4) Roman Polanski - Ele também, não é?
3) Almodóvar - Errar é um estilo.
2) Lars Von Trier - Podem rir. Vou rir de vocês, daqui cinqüenta anos, quando reconhecerem que ele se tornou o novo Bergman.
1) Woody Allen - Pelo conjunto da obra.
Mas não me jogue pedras ainda...!
Top Five Filmes de Woody Allen
5) Tudo Pode dar Certo - Pra provar que os filmes mais novos são igualmente bons.
4) Zelig - Por estar 30 anos na frente (e ao mesmo tempo atrás) do seu tempo.
3) Era do Rádio - Por ser acessível a todos os públicos, mesmo aos americanos mais idiotas.
2) Desconstruindo Harry - Por razões pessoais.
2.2) Hannah e Suas Irmãs - Eu sei que agora não serão cinco mais itens, mas a lista é minha.
2.1) Manhattan - Uma aula de cinema!
1) Noivo Neurótico, Noiva Nervosa - Pelas inovações simples e revolucionárias naquele momento.
Top Five Dramas de Woody Allen
5) Sonho de Cassandra - A tragédia é tanta que aqui Woody troca o Jazz pela Ópera.
4) A Rosa Púrpura do Cairo - O final é o único possível.
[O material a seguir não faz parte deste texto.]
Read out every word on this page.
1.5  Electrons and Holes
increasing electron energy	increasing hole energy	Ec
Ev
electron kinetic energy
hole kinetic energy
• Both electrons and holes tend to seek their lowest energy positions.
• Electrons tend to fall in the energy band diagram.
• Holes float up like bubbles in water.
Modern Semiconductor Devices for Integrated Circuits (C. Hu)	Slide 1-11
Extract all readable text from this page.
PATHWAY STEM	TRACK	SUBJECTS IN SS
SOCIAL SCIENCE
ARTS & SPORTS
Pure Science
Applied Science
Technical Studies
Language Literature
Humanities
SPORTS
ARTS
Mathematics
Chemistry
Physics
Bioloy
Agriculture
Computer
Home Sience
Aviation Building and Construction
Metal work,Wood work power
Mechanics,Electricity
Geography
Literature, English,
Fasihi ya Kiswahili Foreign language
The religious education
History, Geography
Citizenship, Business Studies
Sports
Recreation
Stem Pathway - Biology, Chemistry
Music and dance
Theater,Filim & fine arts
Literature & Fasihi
Essencialmente humano, por isso triste.
3) Setembro - Mais melancólico do que a melancolia.
2) Match Point - Se fosse um livro, seria de Dostoiévski.
1) Interiores - Se me dissessem que é do Bergman, eu acreditaria.
Top Five Filmes em P/B de Woody Allen (Lista criada só pra dar espaço a mais algumas obras primas)
5) Neblinas e Sombras - Comédia rasa, mas o conto original escrito pelo Woody é genial (no livro Sem Plumas). No mais, ele só fez cinco filmes em preto e branco mesmo...
4) Celebridades - Muita gente implica com a atuação do Kenneth Branagh, mas o filme não se restringe a ele.
3) Memórias - Talvez seu filme mais subestimado. Belíssimo!
2) Zelig - Talvez o primeiro mockumentário da história.
1) Manhattan - Uma aula de cinema!
Top Five Piores Traduções de Filmes de Woody Allen*
5) A Última Noite de Bóris Grushenko, Love and Death (br/en) - Não que eu não goste do resultado final, mas há uma distância enorme entre os dois títulos.
4) Um Assaltante Bem Trapalhão, Take The Money and Run (br/en) - Típica tradução para Sessão da Tarde
3) Crimes e Escapadelas, Crimes and Misdemeanors (pt/en) - Escapadelas é um horror...
2) Noivo Neurótico, Noiva Nervosa, Annie Hall (br/en) - É um anti-título. Woody Allen e Diane Keaton nunca foram casados, nem noivos. Nem mesmo seus personagens nesse filme.
1) Woody et les Robots, Sleeper (fr/en) - Tão ruim que, quando tomou conhecimento, Woody Allen passou a sempre conferir as traduções que faziam de seus títulos.
*Por uma questão de critério, apenas nessa lista os títulos originais estão sendo usados. Nas demais, títulos em português do Brasil.
Top Five Atrizes Coadjuvantes
5) Diane Wiest, Tiros na Broadway - Chama mais atenção do que todos os demais atores.
4) Diane Wiest, A Era do Rádio - Nasceu para o papel!
3) Diane Wiest, Setembro - É de cortar os pulsos, excelente.
2) Diane Wiest, A Rosa Púrpura do Cairo - Discreta, mas na medida exata.
1) Diane Wiest, Hannah e Suas Irmãs - Dá pra chamar isso de coadjuvante?
Top Five Atores no Papel de Woody Allen* (desculpa pela heresia, mestre!)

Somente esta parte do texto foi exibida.